Mobilisés depuis des semaines pour réclamer des ouvertures de lits et de postes, les syndicats attendaient avec impatience le contenu de ces annonces. En Indre-et-Loire, FO Santé n’a attendu que quelques heures pour réagir en appelant illico à un rassemblement pour ce jeudi 21 novembre à 9h devant les locaux de l’Agence Régionale de Santé à Tours, au Champ-Girault. Et ce une semaine après une manifestation qui avait rassemblé 500 personnes, dont de nombreux salariés du CHU de Tours.

« Le gouvernement n’a rien annoncé de concret : c’est un effet d’annonce. On ne résout pas les problèmes de santé du pays avec 1,5 milliard d’euros. Et pour la reprise de la dette, c’est bien gentil mais ce n’est pas avec ça que l’on va créer des postes en plus. Nous on veut des bras, et sur ça le 1er ministre ne répond pas. »

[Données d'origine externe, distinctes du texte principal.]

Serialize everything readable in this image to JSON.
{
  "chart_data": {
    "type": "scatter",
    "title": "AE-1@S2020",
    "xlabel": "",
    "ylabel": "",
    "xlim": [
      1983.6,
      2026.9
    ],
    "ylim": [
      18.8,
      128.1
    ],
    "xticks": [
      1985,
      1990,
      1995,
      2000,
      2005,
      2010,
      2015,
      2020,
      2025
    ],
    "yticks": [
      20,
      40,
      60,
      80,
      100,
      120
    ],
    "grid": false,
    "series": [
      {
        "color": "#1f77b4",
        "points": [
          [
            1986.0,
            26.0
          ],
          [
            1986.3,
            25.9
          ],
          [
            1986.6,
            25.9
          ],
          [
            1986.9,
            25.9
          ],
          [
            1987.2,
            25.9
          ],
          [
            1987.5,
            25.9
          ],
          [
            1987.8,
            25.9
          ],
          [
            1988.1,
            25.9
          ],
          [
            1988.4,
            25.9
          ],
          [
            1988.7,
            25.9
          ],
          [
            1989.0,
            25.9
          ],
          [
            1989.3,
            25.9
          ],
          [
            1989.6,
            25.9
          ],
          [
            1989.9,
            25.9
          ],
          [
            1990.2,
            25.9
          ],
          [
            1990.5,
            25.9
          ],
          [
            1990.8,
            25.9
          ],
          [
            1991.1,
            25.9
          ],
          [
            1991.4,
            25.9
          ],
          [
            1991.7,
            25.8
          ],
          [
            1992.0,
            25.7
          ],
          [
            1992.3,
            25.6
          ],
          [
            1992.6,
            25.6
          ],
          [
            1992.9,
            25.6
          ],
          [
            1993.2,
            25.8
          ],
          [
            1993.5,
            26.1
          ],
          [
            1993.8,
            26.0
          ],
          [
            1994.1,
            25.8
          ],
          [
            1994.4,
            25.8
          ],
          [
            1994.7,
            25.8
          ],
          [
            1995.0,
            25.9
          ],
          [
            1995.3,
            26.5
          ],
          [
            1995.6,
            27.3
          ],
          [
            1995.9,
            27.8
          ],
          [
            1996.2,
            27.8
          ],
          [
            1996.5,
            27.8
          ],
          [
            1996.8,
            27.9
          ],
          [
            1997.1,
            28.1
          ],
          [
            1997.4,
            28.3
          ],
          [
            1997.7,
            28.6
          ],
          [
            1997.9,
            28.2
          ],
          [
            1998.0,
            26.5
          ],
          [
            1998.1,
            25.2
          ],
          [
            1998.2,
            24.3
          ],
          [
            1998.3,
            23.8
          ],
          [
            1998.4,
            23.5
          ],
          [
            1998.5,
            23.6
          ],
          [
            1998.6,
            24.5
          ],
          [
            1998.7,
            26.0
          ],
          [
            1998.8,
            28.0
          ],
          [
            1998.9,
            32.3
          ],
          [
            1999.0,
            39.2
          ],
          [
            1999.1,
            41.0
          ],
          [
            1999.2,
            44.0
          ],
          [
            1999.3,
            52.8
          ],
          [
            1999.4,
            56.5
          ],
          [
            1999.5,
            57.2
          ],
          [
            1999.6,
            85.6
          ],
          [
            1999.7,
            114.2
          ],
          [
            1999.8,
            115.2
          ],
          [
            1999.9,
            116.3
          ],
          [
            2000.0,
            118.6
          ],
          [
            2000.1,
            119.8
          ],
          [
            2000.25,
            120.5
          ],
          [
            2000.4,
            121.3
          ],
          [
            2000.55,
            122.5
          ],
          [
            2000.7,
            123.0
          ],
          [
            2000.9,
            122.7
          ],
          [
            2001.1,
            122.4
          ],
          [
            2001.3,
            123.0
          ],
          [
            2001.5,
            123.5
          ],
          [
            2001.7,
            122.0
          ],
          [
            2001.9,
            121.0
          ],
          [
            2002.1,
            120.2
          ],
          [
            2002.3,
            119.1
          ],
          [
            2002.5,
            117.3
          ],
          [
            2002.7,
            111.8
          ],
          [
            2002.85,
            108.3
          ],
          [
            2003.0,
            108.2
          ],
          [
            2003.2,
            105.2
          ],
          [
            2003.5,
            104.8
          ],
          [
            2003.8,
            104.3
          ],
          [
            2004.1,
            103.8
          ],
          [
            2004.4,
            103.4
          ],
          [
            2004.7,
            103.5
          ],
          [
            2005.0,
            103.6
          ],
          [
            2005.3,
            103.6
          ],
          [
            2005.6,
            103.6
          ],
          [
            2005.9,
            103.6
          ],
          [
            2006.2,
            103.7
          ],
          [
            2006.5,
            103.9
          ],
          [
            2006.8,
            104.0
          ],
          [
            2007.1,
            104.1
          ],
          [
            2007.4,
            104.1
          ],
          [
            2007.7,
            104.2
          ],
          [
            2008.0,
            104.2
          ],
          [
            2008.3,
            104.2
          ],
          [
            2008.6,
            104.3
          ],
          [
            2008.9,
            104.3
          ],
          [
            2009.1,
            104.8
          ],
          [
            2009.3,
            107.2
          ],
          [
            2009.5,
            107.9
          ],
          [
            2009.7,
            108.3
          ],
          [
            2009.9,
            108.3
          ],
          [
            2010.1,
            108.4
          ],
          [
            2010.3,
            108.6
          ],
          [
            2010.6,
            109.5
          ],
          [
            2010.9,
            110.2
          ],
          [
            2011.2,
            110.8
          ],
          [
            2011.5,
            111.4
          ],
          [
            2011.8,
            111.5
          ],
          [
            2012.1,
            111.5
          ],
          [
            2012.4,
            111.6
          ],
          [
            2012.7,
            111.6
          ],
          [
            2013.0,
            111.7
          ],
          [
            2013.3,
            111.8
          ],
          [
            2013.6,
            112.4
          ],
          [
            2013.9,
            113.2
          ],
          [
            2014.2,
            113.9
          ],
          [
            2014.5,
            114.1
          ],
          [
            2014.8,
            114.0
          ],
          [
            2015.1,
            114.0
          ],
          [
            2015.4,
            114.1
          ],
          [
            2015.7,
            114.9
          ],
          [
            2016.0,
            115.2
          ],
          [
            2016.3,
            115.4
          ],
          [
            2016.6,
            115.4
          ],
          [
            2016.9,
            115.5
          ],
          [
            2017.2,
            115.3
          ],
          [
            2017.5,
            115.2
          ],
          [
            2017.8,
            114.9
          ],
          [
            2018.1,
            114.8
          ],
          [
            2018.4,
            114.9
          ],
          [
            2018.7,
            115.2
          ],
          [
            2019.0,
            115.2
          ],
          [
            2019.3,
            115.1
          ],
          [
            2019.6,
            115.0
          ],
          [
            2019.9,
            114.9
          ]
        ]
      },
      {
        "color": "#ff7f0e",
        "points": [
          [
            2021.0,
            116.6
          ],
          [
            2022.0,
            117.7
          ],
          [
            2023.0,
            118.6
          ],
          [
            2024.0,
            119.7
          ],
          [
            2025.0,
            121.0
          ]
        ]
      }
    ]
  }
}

Alexandre Robert, délégué FO Santé en Indre-et-Loire.

« Je ne m’attendais pas à un miracle » indique Alexandre Robert qui dénonce au passage le déséquilibre entre les équipes travaillant en région parisienne – à qui on promet donc 800€ de prime par an – et celles « qui sont aussi en difficulté financière ici. L’Etat cherche encore la division, il ne répond pas de façon équitable : c’est pitoyable. »

Dans le détail, le représentant syndical estime aussi que ce schéma de prime voulu par le gouvernement ne va pas dans le bon sens : « Ce n’est pas suffisant, nous attendions une augmentation générale des salaires. Par ailleurs il ne répond en rien aux problèmes des Ehpad. Quand un soignant a 15 à 20 patients dans une matinée, 15 à 20 minutes pour faire une toilette, que des soignants sont seuls la nuit… Ce sont des problèmes profonds, il y a un sérieux malaise, et il n’a pas apporté de solution. »

Après le rassemblement symbolique programmé ce jeudi, le prochain rendez-vous de contestation du monde de la santé c’est le 30 novembre avec un rassemblement à Paris. Puis le 5 décembre lors de la journée interprofessionnelle contre la réforme des retraites :« Des soignants qui portent des personnes âgées ne pourront pas travailler jusqu’à 62 ans, ce n’est pas faisable » dénonce notamment Alexandre Robert pour s’opposer à tout recul de l’âge de départ.